Survey results will help UW-Madison guide policies that best support a healthy, safe, and nondiscriminatory environment.
Bystander Intervention is the idea that we all have a role to play in the prevention of violence in our community. A bystander is someone who witnesses a dangerous or harmful event and has the ability to help. Through training and practice, students can become empowered to interrupt and challenge harmful behaviors and attitudes that may lead to sexual and relationship violence. Here are the steps you need to know to be an active bystander.
First: Identify the problem
A common barrier to intervening is the inability to interpret the event as problematic. For example, it might seem typical to witness someone making sexual advances towards another student under the influence of alcohol. But it’s important to know that slurred words or stumbling to stand are common signs of incapacitation, an indication that clear consent cannot be given. At this point, the priority should be making sure the student gets home safely.

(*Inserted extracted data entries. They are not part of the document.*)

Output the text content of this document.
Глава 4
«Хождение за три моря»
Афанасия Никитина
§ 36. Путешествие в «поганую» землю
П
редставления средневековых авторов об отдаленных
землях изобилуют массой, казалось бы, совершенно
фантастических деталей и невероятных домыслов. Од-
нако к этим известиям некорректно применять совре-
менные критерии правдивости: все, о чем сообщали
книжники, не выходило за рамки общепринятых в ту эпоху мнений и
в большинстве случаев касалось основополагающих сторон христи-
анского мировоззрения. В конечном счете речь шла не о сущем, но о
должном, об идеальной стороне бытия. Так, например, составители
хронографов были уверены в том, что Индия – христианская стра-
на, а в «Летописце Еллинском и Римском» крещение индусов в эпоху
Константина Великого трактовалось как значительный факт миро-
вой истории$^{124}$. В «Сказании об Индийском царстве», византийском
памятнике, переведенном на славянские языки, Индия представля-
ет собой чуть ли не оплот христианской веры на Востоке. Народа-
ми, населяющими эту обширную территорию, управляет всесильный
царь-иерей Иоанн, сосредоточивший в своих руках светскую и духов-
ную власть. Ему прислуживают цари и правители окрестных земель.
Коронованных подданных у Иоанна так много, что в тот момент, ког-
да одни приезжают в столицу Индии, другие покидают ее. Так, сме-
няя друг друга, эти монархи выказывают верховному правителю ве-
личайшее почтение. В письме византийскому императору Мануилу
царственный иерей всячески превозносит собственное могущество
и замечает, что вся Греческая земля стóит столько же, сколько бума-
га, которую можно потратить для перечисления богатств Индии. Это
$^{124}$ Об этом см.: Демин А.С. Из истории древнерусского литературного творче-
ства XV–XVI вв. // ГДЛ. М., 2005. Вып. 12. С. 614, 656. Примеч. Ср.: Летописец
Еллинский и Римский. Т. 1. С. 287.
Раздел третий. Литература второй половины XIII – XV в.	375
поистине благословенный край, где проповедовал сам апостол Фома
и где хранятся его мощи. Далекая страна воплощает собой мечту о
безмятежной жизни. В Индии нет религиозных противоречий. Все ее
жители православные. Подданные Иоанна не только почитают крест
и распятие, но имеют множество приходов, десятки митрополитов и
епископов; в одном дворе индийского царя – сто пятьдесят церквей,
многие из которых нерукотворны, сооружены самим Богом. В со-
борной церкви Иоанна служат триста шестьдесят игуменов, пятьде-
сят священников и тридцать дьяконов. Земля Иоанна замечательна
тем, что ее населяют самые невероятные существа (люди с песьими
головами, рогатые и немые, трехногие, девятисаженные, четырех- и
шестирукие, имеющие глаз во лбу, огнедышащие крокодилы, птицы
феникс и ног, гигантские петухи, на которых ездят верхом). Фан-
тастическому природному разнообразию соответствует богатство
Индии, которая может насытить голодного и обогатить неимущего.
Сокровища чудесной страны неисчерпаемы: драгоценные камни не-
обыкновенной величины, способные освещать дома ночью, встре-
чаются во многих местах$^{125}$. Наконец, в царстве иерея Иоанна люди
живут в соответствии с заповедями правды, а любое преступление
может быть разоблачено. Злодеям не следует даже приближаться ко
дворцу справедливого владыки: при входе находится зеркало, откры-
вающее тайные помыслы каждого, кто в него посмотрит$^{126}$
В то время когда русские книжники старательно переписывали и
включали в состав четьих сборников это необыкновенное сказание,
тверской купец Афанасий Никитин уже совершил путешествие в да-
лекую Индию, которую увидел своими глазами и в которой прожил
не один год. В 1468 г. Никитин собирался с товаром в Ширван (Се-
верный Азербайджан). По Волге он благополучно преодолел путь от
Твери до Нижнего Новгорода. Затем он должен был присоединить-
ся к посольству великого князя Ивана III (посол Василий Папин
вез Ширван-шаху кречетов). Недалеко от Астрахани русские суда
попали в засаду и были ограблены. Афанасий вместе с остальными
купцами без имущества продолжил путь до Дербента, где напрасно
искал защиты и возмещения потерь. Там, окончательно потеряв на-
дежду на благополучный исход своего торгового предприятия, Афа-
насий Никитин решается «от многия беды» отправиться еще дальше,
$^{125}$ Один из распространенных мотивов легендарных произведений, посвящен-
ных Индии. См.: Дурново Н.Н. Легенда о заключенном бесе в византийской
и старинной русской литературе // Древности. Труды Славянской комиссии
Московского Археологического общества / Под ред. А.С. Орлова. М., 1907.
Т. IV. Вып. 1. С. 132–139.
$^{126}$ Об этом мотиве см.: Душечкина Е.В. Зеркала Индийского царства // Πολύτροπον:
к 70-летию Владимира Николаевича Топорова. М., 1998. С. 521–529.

Second: Assume personal responsibility
Sexual assault on college campuses is a community issue. As a member of this community, we all have a responsibility to step up and intervene. Not only do Badgers get consent, but Badgers take care of one another. What happens to one of us affects all of us. Yes, it IS our business and It’s On Us to help stop sexual assault.
Third: Take action
The next step is to take action. There are many different ways to intervene. One option is to use a direct approach. If you feel comfortable, try addressing the person directly by challenging what they are saying or doing and suggesting to “back off.” You could also try distracting one of the people involved. Approach and strike up a casual introduction or ask a question to interrupt the situation. This can help by preventing the person from being isolated and by recruiting others to help. For example: “Hey, don’t I have physics with you? What did you think of that last exam? Ben get over here! This girl is in our physics class!”
Remember, there is no one right way to intervene. If you’re not in a position to help before something bad happens, it’s always ok to step in afterwards and ask, “Are you ok?”